Relatives say Danielle Little’s death left seven children, including a premature baby, at the heart of the family’s loss.
PHOENIX, Ariz. — When Danielle Jean Kassandra Little was shot outside her north Phoenix apartment, the violence did not stop with her death. It also shattered a household that relatives say included seven children, some of whom were just steps away.
Little, 35, died after the March 23 shooting near 11th Avenue and Mountain View Road, where police said she was arguing with her neighbor, 21-year-old Daniel Rombach Jr. Officers found her wounded at about 8:05 a.m. and detained Rombach at the scene. Prosecutors later filed a second-degree murder charge. The case has drawn unusual attention not only because police say it grew out of an alleged $100 debt, but because family members say children witnessed parts of the confrontation and now must live with the memory of it.

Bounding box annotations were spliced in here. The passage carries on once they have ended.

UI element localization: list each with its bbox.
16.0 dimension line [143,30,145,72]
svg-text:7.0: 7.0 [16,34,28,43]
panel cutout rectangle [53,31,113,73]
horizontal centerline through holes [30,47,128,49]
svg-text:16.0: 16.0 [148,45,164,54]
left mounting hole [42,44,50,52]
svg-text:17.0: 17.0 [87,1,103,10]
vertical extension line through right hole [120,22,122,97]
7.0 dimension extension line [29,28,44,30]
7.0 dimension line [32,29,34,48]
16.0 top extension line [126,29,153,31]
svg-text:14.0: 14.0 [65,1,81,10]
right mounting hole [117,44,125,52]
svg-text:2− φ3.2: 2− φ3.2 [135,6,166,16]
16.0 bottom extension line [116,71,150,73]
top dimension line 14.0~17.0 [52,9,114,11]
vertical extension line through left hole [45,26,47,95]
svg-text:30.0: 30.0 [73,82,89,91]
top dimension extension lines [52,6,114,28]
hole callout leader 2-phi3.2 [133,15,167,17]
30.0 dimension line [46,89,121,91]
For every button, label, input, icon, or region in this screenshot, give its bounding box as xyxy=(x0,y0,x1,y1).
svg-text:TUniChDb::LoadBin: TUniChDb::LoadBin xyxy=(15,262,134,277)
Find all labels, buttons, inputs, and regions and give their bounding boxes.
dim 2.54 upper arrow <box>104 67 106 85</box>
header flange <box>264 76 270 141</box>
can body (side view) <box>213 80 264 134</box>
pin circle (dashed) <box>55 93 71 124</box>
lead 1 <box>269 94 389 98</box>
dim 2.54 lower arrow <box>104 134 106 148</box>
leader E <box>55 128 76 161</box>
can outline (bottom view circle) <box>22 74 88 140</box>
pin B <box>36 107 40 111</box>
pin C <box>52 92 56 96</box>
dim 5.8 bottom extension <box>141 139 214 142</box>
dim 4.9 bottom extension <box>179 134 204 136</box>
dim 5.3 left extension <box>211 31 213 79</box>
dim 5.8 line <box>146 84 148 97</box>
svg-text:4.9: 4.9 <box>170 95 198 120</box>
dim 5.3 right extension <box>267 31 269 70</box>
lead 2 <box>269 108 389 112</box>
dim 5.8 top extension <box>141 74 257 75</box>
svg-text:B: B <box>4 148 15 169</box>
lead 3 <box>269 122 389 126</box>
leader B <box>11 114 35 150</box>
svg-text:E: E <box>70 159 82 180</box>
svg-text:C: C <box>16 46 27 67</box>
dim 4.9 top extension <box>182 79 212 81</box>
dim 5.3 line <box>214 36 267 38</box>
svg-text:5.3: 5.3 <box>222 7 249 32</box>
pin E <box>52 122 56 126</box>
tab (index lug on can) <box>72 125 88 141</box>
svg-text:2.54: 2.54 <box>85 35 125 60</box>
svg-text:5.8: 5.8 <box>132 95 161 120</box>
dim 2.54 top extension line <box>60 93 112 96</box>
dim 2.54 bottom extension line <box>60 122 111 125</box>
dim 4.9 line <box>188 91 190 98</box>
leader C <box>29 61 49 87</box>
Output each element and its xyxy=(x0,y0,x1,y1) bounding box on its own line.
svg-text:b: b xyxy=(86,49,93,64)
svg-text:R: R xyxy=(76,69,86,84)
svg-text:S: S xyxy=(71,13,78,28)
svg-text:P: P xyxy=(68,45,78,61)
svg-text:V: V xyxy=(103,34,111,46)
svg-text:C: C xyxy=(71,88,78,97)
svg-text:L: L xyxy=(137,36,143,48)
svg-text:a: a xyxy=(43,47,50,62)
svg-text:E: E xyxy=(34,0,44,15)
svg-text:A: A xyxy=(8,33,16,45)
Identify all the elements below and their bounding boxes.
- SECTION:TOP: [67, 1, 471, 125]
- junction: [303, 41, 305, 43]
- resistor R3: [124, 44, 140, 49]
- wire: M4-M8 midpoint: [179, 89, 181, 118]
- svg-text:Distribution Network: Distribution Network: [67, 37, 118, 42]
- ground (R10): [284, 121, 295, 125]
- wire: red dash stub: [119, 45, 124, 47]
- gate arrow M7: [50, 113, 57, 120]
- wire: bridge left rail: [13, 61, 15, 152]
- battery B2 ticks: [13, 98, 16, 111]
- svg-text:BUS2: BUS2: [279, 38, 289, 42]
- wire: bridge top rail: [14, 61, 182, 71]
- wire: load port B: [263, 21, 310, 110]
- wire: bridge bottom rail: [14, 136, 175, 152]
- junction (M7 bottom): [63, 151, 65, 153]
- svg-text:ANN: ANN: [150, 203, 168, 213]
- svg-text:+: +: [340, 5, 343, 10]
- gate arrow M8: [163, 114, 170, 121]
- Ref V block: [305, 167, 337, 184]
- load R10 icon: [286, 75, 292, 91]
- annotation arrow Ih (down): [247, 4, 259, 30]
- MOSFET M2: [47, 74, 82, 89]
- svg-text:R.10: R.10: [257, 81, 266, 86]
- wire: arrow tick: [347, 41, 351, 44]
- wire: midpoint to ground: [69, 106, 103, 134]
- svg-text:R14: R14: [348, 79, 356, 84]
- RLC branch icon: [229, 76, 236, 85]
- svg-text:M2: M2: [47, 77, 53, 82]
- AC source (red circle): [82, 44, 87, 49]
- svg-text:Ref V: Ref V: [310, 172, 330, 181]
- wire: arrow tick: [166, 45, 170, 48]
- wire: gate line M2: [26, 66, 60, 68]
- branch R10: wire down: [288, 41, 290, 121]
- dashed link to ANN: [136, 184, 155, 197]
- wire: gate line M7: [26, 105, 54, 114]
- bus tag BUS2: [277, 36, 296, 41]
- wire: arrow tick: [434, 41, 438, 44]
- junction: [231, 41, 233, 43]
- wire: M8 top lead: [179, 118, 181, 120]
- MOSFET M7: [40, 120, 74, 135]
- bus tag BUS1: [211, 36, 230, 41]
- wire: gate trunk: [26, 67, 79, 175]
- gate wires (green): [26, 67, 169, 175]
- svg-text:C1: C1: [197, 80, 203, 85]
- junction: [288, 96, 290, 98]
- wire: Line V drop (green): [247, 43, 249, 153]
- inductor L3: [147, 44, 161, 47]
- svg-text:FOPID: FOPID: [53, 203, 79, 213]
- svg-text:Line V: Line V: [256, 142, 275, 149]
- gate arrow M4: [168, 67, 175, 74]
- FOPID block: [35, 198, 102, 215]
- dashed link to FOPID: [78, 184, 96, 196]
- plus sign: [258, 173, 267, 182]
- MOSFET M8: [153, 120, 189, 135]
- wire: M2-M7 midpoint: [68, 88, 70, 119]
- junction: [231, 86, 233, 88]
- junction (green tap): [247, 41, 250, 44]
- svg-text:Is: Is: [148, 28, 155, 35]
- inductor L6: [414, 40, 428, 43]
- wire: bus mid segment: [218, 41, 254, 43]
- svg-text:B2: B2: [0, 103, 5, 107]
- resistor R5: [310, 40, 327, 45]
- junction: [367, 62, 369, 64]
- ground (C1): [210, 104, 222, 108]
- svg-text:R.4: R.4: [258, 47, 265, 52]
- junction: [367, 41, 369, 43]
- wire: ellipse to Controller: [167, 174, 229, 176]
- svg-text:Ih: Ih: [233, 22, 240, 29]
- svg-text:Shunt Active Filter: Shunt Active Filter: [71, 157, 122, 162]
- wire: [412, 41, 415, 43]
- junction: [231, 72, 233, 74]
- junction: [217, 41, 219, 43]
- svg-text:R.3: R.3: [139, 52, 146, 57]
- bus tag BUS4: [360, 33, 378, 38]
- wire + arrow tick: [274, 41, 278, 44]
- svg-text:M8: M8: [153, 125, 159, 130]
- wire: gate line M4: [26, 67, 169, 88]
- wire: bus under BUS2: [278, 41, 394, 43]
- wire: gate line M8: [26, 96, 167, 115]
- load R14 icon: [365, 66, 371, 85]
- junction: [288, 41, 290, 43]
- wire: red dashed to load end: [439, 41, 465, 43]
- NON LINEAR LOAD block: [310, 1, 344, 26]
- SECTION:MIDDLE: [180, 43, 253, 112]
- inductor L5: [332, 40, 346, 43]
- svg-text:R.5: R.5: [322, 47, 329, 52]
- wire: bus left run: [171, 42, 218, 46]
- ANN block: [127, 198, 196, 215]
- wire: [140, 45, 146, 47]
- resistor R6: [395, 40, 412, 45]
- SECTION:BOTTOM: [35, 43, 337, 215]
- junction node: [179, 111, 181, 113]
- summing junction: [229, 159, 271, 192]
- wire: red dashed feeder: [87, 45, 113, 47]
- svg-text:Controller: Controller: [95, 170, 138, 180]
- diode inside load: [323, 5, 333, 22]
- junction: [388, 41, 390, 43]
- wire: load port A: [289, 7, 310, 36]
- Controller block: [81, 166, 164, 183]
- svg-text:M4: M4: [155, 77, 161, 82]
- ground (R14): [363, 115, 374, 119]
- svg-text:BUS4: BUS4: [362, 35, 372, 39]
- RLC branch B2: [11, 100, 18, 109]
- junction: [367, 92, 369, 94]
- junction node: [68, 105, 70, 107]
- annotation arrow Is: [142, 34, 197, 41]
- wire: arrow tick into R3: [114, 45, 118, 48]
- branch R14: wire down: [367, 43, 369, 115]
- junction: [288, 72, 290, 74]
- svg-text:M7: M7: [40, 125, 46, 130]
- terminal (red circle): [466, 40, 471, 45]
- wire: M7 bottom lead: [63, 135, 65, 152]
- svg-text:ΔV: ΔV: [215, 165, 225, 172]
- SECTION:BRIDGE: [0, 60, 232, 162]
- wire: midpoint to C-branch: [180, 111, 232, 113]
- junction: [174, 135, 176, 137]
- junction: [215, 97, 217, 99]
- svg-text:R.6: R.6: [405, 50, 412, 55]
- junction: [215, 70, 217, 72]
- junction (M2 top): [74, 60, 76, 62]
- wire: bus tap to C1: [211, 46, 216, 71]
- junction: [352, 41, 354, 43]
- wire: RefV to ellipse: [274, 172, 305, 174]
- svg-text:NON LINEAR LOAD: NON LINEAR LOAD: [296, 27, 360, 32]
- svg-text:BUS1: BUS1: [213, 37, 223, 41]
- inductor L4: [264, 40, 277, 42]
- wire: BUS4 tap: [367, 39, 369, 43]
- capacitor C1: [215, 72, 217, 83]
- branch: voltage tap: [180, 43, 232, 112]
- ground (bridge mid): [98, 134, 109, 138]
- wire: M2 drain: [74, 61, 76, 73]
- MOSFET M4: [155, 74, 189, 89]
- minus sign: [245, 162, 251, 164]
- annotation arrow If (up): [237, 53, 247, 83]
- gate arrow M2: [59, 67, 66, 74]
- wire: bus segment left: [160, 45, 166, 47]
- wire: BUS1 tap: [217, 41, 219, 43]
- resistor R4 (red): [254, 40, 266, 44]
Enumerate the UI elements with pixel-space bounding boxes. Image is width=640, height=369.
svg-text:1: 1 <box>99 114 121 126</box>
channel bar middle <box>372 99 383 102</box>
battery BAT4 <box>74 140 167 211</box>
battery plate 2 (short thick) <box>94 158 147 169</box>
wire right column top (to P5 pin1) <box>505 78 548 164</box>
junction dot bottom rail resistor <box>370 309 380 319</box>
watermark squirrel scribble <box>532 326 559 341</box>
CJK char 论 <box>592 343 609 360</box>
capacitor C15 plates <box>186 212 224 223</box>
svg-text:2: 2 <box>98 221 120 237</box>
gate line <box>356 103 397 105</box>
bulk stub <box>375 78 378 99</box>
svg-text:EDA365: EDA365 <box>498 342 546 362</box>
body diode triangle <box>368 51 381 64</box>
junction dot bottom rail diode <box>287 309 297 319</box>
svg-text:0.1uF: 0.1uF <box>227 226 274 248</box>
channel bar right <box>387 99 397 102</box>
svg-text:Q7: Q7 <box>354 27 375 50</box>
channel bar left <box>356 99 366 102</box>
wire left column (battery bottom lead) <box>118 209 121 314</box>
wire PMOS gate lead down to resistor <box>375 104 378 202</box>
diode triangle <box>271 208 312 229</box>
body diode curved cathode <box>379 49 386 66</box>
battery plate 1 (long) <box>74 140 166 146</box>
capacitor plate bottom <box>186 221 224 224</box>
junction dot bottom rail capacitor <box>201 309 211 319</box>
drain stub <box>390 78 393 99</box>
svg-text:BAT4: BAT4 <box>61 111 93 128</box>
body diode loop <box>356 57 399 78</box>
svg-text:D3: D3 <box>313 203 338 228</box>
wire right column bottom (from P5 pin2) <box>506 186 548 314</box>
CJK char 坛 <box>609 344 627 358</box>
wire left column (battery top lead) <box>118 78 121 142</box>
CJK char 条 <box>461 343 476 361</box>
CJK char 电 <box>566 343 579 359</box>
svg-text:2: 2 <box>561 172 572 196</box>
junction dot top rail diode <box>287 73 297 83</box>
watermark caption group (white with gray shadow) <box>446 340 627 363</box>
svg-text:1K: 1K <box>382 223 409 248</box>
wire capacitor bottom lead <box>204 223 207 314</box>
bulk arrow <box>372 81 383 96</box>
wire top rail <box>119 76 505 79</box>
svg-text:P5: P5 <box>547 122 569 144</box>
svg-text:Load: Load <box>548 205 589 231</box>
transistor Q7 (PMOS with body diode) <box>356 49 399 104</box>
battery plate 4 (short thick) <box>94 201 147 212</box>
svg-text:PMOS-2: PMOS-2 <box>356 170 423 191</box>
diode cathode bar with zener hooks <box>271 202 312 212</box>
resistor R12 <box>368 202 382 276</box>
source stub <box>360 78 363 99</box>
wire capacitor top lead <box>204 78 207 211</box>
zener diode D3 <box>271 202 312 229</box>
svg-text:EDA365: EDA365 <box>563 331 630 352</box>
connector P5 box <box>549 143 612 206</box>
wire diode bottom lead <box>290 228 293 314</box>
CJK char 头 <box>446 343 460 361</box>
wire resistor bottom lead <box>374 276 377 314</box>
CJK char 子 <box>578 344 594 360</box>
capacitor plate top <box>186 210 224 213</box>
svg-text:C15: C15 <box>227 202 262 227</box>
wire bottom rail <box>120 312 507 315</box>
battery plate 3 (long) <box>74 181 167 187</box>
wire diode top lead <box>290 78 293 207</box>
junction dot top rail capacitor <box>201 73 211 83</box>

In interviews after the shooting, Little’s family did not begin with the debt or the gun. They began with who was left behind. Her relatives said she was raising seven children, and local television reports said one of her babies had been born at 27 weeks and remained in a neonatal intensive care unit. Her son described seeing his mother collapse. Her husband and sister spoke about the trauma of replaying the scene and the strain of explaining the killing to children who were in or near the apartment when it happened. Those accounts gave the case a second center of gravity: not only the criminal allegation against a neighbor, but the sudden collapse of a family’s daily life.
Only after that family loss came the details of the dispute that police and court records say led to the shooting. According to a probable cause affidavit, Little had agreed to pay Rombach $100 after accidentally backing into his car about a month earlier. Relatives said she intended to pay but was short on money after rent. On March 23, the affidavit says, the issue surfaced again after one of Little’s sons broke a lawn ornament near a nearby unit. Rombach allegedly came outside and demanded the money. Little’s husband told investigators the argument intensified, Rombach pulled a handgun from his waistband, and Little told him he was not going to shoot her in front of her children. Prosecutors allege he then fired one round at close range.
The family’s public comments have also filled in parts of Little’s life that do not appear in police records. Her sister, Hailey Byer, said Little had gone through addiction struggles in the past but had gotten sober and cared deeply about her children. Her husband, Kyle Daniels, and her son spoke in simple, direct terms about missing her and trying to process what happened. Byer also expressed disbelief that a dispute over such a small amount of money could end with a killing. Those statements do not decide the criminal case, but they show how relatives want Little remembered: not just as a victim named in court records, but as a mother whose life was defined by the children now mourning her.
Police, meanwhile, have focused on the legal path ahead. The department said the initial investigation showed Little and Rombach were neighbors engaged in a verbal argument before the shooting. Court records cited by local media say Rombach later told officers he did not mean to shoot Little and forgot the weapon did not have a safety device. Investigators also wrote that he expressed remorse. He was booked into jail, and local reports said he was being held on a $1 million bond with a court date set for March 30. The coming proceedings are expected to examine witness accounts, physical evidence and the statements collected by detectives in the first hours after the shooting.
In the days after Little’s death, the apartment complex became a place where grief and criminal procedure met. One side of the story moved into bond amounts, charging language and court calendars. The other stayed with children, hospital visits and relatives trying to put words around a morning they said began like any other. That split has defined the public understanding of the case from the start.
As of April 16, the murder charge remained pending, while Little’s family continued mourning the mother they said held the household together.
Author note: Last updated April 16, 2026.